Recently I attended a lecture given by Greg Wilson (Chief Scientist of Software Carpentry). From the abstract:
The idea that claims about software development practices should be based on evidence is still foreign to software developers, but this is finally starting to change: any academic who claims that a particular tool or practice makes software development faster, cheaper, or more reliable is now expected to back up that claim with some sort of empirical study.
Overall, the lecture was very informative and left me thinking quite deeply about my approach to development. In particular, I now find myself looking for citations to back up a lot of statements. Previously, I had slipped into the habit of simply repeating offered truths, with perhaps a mental note to go check up on it later.
Putting it bluntly, I was being gullible.

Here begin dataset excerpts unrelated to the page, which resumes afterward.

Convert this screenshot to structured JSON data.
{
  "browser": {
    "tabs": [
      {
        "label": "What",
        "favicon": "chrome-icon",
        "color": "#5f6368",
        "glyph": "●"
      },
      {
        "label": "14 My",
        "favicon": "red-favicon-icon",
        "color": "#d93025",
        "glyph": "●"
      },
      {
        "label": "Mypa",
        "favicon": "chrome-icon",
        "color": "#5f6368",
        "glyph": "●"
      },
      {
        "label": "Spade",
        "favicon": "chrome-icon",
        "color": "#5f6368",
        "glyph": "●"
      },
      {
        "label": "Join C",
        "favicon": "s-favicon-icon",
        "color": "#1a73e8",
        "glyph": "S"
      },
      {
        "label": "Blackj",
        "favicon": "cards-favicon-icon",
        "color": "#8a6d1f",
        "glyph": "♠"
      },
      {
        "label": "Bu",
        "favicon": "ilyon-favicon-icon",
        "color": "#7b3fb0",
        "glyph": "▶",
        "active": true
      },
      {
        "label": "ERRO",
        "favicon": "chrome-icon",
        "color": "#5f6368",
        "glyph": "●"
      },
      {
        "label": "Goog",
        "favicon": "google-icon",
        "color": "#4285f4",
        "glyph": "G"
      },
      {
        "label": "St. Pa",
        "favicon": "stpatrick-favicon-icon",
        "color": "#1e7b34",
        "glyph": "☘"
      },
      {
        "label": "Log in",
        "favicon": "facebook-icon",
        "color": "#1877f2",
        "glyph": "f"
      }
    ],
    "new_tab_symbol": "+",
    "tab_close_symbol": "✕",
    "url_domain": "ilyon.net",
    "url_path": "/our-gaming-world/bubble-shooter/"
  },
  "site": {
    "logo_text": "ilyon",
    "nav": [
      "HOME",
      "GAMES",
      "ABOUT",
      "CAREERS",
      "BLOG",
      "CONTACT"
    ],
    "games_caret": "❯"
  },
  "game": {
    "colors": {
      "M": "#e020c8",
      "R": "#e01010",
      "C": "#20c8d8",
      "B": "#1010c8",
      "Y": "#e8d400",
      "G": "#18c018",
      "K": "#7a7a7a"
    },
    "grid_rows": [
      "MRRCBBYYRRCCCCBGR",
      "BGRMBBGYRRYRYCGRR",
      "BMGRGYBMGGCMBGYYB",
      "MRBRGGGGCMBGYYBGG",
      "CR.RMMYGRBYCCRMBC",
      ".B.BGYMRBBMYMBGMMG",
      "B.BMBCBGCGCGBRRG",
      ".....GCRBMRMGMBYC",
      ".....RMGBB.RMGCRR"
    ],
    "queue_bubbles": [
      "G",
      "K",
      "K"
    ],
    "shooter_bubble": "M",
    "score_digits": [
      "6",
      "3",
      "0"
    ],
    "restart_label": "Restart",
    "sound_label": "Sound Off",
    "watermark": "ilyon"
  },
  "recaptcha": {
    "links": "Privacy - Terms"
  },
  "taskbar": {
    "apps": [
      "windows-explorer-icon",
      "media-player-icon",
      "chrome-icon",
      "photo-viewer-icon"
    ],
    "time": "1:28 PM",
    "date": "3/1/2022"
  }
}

Here's an example taken from the lecture:
"If more than 25% of the code needs refactoring, it's quicker to rewrite it".
Sounds plausible, but is it true? Where's the study backing this up? Is it true for all languages? And so on.
OK, it's quite possible to take this to an extreme and not believe anything by anyone unless you have derived it yourself from first principles. That way lies madness (or maybe mathematics ;-) ). But, if someone comes up to you with a statement along the lines of "Hey, by doing this in [pick language of moment] we'll be able to boost productivity by [pick multiple of 10]%" are you inclined to just accept it, or are you going to ask for proven evidence?
If it's the latter (and I hope it is) then
- where would you go to find this evidence?
- how stringent would you be?
In short, if someone offers you an unverified statement, will you respond with "citation needed"?